Return to Silent Hill is a mess, a sloppy product mutilated by decision-makers who didn't have enough confidence in this project to give it the means to shine as it should have. When you tackle something as narratively ambitious as this while also wanting to offer popular entertainment, you have to give yourself the means to make the event live up to expectations. Already released in the United States, the film is currently a flop. If this is confirmed, there is good reason to fear that Silent Hill will not be haunting our screens again for a long time. It won't be because there's no material there – just imagine what Del Toro could do with it, for example – but because this film was made by treating fans like idiots.
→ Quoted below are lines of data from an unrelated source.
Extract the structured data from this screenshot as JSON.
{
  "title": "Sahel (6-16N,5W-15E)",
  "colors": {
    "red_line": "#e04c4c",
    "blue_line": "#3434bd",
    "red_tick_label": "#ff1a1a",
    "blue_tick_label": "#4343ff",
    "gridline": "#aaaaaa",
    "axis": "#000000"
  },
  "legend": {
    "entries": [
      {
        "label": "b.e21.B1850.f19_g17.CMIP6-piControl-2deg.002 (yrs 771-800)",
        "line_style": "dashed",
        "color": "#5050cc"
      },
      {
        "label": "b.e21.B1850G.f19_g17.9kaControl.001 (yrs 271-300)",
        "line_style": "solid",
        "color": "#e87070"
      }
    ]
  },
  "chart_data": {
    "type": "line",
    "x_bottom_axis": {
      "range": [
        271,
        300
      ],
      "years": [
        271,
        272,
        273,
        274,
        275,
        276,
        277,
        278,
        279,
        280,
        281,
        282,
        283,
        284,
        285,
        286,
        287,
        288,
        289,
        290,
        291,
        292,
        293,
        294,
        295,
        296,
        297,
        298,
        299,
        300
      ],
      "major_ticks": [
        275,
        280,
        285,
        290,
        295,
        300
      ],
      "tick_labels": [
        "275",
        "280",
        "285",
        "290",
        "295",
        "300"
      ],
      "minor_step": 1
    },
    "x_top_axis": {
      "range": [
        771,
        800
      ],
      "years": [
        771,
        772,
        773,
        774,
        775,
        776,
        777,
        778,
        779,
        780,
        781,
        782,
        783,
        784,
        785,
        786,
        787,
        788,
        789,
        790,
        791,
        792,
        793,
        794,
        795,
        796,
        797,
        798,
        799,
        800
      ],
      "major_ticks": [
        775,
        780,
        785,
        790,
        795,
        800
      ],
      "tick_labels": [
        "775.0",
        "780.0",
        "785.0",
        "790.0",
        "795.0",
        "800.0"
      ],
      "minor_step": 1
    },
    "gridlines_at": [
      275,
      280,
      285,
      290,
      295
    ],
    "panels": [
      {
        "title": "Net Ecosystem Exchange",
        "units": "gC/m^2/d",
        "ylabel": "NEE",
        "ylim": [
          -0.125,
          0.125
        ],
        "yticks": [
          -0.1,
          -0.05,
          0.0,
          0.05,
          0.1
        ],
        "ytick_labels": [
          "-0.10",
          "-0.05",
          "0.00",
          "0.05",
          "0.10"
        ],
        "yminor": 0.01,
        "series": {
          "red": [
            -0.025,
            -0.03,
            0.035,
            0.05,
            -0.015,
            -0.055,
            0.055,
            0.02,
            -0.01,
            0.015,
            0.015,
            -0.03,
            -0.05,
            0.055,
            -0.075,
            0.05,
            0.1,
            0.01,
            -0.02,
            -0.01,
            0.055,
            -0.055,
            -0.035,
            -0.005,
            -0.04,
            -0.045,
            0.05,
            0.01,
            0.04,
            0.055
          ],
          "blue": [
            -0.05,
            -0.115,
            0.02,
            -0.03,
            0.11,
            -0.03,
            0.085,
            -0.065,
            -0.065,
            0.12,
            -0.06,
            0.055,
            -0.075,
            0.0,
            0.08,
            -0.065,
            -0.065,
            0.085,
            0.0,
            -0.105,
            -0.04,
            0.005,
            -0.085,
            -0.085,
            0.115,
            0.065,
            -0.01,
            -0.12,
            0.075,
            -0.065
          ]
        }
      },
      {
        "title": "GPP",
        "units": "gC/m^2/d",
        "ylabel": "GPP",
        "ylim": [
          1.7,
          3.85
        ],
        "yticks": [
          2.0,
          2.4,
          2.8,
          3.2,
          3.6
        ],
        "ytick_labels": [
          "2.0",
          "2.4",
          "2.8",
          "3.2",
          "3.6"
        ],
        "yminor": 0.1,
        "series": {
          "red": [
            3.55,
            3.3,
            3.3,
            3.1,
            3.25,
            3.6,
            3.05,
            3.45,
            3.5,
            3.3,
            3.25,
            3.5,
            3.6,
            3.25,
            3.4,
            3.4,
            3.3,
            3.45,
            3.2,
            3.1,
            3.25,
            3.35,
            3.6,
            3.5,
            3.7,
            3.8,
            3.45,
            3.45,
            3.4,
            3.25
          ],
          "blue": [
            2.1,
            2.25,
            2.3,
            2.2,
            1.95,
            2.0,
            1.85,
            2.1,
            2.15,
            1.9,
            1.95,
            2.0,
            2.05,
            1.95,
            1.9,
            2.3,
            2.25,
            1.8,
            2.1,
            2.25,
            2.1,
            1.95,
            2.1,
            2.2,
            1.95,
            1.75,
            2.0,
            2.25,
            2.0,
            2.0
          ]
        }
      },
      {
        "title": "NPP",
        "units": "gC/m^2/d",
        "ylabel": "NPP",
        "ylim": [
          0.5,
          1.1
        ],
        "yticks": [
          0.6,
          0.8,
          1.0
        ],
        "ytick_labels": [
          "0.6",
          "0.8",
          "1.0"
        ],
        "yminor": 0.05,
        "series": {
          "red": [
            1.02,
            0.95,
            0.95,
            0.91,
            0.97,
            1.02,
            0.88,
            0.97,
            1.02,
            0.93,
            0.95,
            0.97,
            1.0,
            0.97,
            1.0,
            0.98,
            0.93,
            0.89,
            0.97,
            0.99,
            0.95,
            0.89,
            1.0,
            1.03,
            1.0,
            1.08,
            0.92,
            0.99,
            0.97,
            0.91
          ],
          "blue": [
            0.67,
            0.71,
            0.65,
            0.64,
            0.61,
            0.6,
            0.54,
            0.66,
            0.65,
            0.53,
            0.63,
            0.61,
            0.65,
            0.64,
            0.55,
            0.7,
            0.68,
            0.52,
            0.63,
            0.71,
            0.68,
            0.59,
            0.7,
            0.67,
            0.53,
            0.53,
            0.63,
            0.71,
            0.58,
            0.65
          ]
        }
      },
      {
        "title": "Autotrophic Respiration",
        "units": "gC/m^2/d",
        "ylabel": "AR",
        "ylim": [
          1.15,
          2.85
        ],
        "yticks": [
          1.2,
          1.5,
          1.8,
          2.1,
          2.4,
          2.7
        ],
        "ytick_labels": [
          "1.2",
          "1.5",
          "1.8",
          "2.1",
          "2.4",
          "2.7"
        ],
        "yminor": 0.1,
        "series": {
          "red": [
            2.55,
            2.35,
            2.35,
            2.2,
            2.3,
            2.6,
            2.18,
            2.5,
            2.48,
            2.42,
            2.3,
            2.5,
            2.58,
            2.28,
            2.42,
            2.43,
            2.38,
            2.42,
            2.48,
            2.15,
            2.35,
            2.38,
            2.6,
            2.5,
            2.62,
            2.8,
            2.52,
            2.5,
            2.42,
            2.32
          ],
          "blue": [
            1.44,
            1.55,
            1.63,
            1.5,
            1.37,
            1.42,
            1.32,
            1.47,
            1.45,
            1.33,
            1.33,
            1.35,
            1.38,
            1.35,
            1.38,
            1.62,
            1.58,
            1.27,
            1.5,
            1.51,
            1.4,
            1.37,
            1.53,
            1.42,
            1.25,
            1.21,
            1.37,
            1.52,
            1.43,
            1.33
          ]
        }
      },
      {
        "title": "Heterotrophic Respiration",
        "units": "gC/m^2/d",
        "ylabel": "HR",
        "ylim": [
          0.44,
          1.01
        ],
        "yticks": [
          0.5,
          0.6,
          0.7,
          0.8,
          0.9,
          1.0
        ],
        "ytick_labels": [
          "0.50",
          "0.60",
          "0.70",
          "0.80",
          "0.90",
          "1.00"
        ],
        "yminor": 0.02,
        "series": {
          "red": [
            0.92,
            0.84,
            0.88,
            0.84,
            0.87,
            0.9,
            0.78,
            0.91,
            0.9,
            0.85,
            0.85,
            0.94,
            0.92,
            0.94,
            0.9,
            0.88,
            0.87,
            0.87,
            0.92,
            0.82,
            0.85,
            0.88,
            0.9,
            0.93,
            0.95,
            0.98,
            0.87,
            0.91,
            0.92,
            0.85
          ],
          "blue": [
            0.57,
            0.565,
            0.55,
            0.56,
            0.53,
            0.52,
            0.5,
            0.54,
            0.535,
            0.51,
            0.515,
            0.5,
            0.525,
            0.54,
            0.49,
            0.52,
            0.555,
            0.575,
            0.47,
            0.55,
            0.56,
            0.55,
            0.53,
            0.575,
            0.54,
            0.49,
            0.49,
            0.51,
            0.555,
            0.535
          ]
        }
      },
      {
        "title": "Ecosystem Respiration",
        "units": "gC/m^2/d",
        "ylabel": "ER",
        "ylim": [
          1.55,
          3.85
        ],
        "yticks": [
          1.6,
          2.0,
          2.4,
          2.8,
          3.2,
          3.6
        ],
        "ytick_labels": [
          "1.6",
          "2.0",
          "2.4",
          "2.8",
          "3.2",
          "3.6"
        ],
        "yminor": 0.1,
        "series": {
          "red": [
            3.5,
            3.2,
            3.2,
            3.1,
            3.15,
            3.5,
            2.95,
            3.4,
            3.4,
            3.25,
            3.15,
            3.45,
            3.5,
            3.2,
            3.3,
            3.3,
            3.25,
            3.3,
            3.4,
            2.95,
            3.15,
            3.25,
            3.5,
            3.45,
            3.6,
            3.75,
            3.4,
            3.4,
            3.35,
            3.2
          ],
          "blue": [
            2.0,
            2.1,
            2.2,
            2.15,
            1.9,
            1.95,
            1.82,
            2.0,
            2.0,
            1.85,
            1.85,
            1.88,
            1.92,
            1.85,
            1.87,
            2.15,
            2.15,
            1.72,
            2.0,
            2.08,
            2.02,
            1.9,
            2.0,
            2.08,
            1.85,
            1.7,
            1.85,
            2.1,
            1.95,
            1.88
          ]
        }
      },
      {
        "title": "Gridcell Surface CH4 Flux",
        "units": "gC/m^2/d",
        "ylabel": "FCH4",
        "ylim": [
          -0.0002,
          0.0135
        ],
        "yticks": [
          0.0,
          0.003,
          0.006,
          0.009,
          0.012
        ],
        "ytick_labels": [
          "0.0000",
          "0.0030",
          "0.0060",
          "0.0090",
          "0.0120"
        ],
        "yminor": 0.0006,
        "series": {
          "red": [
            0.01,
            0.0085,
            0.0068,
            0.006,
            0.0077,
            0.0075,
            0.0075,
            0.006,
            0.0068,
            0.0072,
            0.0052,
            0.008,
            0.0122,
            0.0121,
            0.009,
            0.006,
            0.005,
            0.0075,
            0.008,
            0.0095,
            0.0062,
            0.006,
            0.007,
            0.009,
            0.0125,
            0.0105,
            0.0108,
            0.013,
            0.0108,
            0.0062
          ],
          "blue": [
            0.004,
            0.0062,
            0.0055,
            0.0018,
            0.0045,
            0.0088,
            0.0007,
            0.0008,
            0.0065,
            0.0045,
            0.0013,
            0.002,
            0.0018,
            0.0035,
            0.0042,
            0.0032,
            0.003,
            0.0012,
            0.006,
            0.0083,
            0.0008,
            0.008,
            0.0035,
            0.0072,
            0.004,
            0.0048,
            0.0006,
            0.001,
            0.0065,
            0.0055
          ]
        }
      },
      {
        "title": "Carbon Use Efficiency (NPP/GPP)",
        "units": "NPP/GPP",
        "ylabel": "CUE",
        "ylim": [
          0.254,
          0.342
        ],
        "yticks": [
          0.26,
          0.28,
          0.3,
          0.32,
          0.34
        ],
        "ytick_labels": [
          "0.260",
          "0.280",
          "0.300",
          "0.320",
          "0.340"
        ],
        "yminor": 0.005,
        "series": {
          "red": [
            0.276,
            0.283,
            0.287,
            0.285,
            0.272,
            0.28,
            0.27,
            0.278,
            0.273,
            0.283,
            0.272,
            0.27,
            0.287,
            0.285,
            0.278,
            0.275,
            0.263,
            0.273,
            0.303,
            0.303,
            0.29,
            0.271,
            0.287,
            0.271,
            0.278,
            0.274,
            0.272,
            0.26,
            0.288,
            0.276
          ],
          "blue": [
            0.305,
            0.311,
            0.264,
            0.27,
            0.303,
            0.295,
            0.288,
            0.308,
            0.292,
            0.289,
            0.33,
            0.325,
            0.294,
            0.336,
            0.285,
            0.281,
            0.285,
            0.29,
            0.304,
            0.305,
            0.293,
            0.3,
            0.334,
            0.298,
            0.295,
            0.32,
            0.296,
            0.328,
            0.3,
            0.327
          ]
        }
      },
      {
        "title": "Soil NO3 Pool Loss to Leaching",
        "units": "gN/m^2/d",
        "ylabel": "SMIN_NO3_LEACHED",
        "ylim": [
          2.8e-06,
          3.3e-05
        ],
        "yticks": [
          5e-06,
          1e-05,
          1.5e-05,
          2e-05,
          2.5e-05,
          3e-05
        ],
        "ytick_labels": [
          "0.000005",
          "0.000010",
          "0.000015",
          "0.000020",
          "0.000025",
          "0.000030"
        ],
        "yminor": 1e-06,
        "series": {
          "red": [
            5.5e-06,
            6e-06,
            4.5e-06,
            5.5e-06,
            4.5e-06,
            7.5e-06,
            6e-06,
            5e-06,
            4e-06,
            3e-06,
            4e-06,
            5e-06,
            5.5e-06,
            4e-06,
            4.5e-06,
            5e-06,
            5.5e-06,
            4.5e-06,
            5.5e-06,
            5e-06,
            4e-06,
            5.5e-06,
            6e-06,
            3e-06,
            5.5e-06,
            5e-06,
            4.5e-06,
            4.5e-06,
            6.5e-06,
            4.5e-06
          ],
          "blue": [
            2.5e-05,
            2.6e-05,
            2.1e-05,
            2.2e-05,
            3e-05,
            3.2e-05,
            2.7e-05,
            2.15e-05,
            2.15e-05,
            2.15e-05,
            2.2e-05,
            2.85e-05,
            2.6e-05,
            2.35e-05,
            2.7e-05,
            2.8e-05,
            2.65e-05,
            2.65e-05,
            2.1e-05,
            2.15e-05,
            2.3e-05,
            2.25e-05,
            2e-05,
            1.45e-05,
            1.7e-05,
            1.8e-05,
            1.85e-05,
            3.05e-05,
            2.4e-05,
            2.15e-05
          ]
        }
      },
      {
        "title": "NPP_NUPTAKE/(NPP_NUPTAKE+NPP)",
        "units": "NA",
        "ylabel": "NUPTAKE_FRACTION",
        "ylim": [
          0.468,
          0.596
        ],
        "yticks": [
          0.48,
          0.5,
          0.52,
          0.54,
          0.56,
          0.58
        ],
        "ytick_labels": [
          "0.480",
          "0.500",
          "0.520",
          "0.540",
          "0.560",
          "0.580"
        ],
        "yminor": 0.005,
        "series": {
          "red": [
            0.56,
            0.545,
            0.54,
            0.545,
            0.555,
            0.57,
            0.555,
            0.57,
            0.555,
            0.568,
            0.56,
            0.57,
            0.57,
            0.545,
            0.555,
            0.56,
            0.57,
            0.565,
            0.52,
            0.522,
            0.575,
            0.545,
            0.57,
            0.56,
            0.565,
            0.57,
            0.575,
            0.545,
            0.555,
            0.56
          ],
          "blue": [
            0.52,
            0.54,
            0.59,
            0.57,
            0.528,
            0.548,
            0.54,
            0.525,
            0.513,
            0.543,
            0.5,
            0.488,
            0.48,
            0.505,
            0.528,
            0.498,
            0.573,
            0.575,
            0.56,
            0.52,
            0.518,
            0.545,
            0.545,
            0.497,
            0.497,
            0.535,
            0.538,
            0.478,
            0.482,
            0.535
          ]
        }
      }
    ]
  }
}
This is where redemption may come for Christophe Gans, despite his poor choices and missteps: probably aware of the disaster he had embarked upon, this genuine enthusiast nevertheless attempted to show generosity by emphasising the monsters so that we would at least have that to enjoy. Return to Silent Hill can then be appreciated as an slightly under-average B movie, flawed but generous, and still more unique than a random slasher film or yet another basic Conjuring-like, provided you ignore everything it could have been: newcomers could see its holes and gaps as avenues to explore for themselves... paths that will undoubtedly lead them to lose themselves in the mists of Silent Hill.